Searching for dilaton dark matter with atomic clocks

Abstract

We propose an experiment to search for ultralight scalar dark matter (DM) with dilatonic interactions. Such couplings can arise for the dilaton as well as for moduli and axion-like particles in the presence of $CP$ violation. Ultralight dilaton DM acts as a background field that can cause tiny but coherent oscillations in Standard Model parameters such as the fine-structure constant and the proton-electron mass ratio. These minute variations can be detected through precise frequency comparisons of atomic clocks. Our experiment extends current searches for drifts in fundamental constants to the well-motivated high-frequency regime.
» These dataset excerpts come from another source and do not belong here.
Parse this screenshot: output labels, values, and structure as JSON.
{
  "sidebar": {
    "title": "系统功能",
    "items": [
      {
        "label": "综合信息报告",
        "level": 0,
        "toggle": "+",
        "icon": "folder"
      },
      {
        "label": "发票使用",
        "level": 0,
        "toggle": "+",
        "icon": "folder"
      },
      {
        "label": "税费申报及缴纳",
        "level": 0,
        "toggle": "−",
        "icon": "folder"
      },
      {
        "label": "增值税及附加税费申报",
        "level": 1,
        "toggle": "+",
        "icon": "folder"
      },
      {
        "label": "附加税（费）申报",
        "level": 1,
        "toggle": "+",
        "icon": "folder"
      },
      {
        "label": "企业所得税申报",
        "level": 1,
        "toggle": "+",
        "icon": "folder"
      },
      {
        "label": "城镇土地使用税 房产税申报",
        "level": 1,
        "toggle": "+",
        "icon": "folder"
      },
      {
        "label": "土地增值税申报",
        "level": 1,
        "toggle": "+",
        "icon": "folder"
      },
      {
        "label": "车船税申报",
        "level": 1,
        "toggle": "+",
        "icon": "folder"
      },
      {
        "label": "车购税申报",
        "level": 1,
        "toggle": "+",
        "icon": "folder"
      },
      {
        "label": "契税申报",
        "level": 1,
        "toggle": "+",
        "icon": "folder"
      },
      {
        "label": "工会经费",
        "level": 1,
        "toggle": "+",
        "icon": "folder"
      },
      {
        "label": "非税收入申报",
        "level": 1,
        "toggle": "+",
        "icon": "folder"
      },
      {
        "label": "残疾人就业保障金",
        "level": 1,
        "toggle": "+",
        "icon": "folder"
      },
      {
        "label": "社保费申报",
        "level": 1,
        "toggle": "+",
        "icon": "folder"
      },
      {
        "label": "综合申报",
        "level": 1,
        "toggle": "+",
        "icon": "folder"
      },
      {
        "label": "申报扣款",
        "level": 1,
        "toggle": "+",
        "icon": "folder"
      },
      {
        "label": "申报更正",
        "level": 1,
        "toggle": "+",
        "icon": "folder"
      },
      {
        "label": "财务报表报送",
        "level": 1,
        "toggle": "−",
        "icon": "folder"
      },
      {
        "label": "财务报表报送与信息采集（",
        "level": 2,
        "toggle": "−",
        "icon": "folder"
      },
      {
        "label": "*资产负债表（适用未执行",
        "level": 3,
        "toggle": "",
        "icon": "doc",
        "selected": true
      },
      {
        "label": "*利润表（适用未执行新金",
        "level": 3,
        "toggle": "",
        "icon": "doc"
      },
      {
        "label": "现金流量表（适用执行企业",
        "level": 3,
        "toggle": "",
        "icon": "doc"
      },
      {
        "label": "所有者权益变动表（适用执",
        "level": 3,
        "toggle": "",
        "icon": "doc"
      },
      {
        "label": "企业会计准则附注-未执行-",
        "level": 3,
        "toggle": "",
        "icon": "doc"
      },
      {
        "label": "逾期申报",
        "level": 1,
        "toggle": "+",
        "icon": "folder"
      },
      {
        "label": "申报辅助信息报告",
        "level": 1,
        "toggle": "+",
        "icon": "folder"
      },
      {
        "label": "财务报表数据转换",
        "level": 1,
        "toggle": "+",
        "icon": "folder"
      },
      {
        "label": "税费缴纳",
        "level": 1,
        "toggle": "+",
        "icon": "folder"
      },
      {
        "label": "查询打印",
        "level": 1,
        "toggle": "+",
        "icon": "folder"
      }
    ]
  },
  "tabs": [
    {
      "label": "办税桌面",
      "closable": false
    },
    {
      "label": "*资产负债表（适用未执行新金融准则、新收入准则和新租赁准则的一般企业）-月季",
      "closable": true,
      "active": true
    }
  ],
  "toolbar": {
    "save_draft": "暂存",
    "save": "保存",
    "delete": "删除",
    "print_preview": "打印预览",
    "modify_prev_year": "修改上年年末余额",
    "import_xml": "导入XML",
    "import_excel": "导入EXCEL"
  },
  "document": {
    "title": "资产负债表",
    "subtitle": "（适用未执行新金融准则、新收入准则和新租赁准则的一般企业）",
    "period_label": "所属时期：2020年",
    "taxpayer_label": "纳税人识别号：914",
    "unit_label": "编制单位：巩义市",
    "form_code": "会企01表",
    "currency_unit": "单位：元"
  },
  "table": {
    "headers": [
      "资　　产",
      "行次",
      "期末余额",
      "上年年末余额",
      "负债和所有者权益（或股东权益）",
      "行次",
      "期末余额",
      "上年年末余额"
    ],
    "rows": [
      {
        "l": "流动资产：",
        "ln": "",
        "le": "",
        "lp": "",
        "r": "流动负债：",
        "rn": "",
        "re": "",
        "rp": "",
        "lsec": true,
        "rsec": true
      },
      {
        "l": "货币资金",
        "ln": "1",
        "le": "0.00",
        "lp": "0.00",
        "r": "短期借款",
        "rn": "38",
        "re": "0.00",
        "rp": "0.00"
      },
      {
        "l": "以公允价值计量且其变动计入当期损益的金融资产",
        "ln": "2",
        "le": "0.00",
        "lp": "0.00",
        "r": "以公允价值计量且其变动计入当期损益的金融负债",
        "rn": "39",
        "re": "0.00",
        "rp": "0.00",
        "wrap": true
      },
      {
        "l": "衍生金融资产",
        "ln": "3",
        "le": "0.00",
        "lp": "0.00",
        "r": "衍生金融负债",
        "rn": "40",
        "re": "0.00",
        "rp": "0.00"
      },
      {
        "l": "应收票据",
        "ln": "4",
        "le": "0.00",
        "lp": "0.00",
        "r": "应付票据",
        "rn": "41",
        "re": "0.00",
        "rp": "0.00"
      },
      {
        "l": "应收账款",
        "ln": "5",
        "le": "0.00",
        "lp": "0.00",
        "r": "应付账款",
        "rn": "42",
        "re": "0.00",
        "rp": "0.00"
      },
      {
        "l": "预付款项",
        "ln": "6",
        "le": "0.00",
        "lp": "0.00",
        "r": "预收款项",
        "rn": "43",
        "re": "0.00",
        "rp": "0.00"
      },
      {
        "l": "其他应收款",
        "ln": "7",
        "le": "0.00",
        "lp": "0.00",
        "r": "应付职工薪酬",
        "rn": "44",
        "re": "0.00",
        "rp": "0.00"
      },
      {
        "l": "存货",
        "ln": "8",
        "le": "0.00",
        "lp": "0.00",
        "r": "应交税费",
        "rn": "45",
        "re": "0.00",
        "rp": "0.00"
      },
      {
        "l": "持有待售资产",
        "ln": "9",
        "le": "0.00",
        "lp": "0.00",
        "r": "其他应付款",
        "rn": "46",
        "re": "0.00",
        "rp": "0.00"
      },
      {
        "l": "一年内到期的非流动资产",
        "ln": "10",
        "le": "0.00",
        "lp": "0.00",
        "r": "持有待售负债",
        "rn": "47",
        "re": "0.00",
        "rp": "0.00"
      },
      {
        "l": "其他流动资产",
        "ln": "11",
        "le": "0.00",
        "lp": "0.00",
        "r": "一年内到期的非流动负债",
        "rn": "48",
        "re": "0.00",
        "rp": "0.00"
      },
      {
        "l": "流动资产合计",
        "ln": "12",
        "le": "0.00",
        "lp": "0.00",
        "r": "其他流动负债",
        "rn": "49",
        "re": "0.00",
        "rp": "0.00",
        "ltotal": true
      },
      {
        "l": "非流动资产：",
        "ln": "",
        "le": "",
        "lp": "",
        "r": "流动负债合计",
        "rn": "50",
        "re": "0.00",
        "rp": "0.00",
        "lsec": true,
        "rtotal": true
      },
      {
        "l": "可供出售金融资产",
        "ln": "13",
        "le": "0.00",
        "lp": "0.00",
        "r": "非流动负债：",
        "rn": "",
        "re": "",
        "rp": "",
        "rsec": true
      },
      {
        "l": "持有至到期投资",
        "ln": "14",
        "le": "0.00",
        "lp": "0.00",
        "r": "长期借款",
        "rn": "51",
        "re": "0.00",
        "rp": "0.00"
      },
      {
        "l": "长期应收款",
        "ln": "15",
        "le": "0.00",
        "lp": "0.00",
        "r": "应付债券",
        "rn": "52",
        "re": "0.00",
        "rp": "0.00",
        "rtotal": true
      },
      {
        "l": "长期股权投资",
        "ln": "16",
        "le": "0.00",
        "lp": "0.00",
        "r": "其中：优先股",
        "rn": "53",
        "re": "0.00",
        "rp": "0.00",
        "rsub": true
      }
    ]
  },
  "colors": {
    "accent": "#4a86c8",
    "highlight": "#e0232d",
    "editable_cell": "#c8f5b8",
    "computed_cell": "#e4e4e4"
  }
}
Our proposed setups can probe scalars lighter than $1{0}^{\ensuremath{-}15}\text{ }\text{ }\mathrm{eV}$ with a discovery potential of dilatonic couplings as weak as $1{0}^{\ensuremath{-}11}$ times the strength of gravity, improving current equivalence principle bounds by up to 8 orders of magnitude. We point out potential $1{0}^{4}$ sensitivity enhancements with future optical and nuclear clocks, as well as possible signatures in gravitational-wave detectors. Finally, we discuss cosmological constraints and astrophysical hints of ultralight scalar DM, and show they are complimentary to and compatible with the parameter range accessible to our proposed laboratory experiments.